Tutti gli analisti sono d'accordo nel dire che il progetto di Trump non è ancora chiaro e lui stesso ammette: «I conflitti ci sono e io sono per esperienza e carattere un mediatore». La medicina? I meeting. Ci si siede intorno a un tavolo e si discute finché l'accordo il deal non salta fuori. Una politica pragmatica leggermente divina. L'idea che Trump ha di sé è quella di un taumaturgo infinitamente saggio e influente, ma più ancora quella del fixer, l'uomo che risolve i problemi, sistema i casini fatti dagli altri e agisce con autoritario buonsenso, mettendo paletti e imponendo, senza complessi politicamente corretti, legge e ordine.

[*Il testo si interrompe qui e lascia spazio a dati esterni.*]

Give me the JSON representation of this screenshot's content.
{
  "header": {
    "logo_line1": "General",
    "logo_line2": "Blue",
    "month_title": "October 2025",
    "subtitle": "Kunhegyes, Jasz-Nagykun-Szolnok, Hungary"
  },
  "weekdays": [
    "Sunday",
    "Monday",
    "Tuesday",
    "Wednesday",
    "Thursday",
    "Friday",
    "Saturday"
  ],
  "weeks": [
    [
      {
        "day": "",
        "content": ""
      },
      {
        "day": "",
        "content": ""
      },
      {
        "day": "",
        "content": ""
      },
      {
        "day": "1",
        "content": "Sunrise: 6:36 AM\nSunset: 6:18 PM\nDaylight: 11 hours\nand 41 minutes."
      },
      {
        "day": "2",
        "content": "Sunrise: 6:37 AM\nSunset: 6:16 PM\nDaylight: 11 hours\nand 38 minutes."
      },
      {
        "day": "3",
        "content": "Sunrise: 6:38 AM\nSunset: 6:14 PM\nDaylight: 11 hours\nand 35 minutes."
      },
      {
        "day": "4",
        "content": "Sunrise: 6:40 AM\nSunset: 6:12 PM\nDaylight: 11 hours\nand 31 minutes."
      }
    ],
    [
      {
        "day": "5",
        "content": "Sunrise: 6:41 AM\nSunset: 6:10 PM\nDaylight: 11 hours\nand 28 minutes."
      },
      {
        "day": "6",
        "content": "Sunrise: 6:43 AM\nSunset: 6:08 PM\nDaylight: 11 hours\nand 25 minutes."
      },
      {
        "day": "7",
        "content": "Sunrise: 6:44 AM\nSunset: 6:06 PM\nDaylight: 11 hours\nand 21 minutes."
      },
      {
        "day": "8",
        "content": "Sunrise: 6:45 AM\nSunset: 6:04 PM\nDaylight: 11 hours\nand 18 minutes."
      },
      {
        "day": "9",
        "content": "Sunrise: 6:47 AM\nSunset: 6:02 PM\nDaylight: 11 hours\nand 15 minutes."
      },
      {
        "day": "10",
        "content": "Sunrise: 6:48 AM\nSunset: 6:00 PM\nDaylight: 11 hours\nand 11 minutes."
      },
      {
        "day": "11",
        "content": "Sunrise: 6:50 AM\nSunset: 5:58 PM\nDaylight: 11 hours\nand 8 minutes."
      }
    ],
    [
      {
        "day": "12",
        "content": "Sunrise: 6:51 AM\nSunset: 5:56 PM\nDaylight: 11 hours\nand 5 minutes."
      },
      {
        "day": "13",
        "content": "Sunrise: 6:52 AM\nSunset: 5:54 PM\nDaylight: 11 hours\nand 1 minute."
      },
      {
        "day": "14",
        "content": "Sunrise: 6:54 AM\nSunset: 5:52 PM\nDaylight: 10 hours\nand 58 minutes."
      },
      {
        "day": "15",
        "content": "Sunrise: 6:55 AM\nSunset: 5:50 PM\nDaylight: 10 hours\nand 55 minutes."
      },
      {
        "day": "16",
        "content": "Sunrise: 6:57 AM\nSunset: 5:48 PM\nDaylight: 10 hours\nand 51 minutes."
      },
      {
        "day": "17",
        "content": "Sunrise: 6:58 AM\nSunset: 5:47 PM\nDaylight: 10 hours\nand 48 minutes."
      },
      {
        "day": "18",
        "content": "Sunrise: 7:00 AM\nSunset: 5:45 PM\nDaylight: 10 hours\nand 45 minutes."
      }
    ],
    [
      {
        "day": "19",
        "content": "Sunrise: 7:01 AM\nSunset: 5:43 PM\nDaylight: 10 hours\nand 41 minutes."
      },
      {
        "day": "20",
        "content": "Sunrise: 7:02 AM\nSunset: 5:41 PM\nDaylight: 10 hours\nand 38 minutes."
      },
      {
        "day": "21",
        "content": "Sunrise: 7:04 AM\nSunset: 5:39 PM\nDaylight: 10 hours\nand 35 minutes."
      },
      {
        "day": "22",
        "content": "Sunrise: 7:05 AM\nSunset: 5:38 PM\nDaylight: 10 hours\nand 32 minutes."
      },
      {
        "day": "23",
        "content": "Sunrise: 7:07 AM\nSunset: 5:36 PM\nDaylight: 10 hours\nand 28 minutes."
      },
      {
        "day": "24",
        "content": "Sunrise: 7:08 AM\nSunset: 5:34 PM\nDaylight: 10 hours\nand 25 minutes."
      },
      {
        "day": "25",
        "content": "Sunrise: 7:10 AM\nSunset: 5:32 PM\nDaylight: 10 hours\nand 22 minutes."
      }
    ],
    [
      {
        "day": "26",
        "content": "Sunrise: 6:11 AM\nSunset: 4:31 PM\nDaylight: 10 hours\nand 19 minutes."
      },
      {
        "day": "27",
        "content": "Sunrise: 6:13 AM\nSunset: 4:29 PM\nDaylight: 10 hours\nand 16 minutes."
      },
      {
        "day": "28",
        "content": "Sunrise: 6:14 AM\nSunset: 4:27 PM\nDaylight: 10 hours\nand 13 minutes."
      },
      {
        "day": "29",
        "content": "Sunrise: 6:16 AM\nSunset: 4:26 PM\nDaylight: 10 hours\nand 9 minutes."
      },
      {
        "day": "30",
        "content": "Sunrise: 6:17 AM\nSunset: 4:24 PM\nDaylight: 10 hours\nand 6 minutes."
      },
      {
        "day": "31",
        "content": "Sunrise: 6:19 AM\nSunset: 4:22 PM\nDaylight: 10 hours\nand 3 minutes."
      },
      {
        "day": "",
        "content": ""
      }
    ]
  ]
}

Nella sua idea di «America first», l'America al primo posto c'è il suo rasoio contro i trattati commerciali internazionali che secondo lui la danneggiano: sia l'Efta con Canada e Messico sia i nuovi trattati con l'Europa, verso la quale non sembra nutrire particolare affetto. Quanto all'Isis, ne ha garantito l'immediata distruzione, scatenando l'inferno americano contro il Califfato, ma non ha fornito dettagli.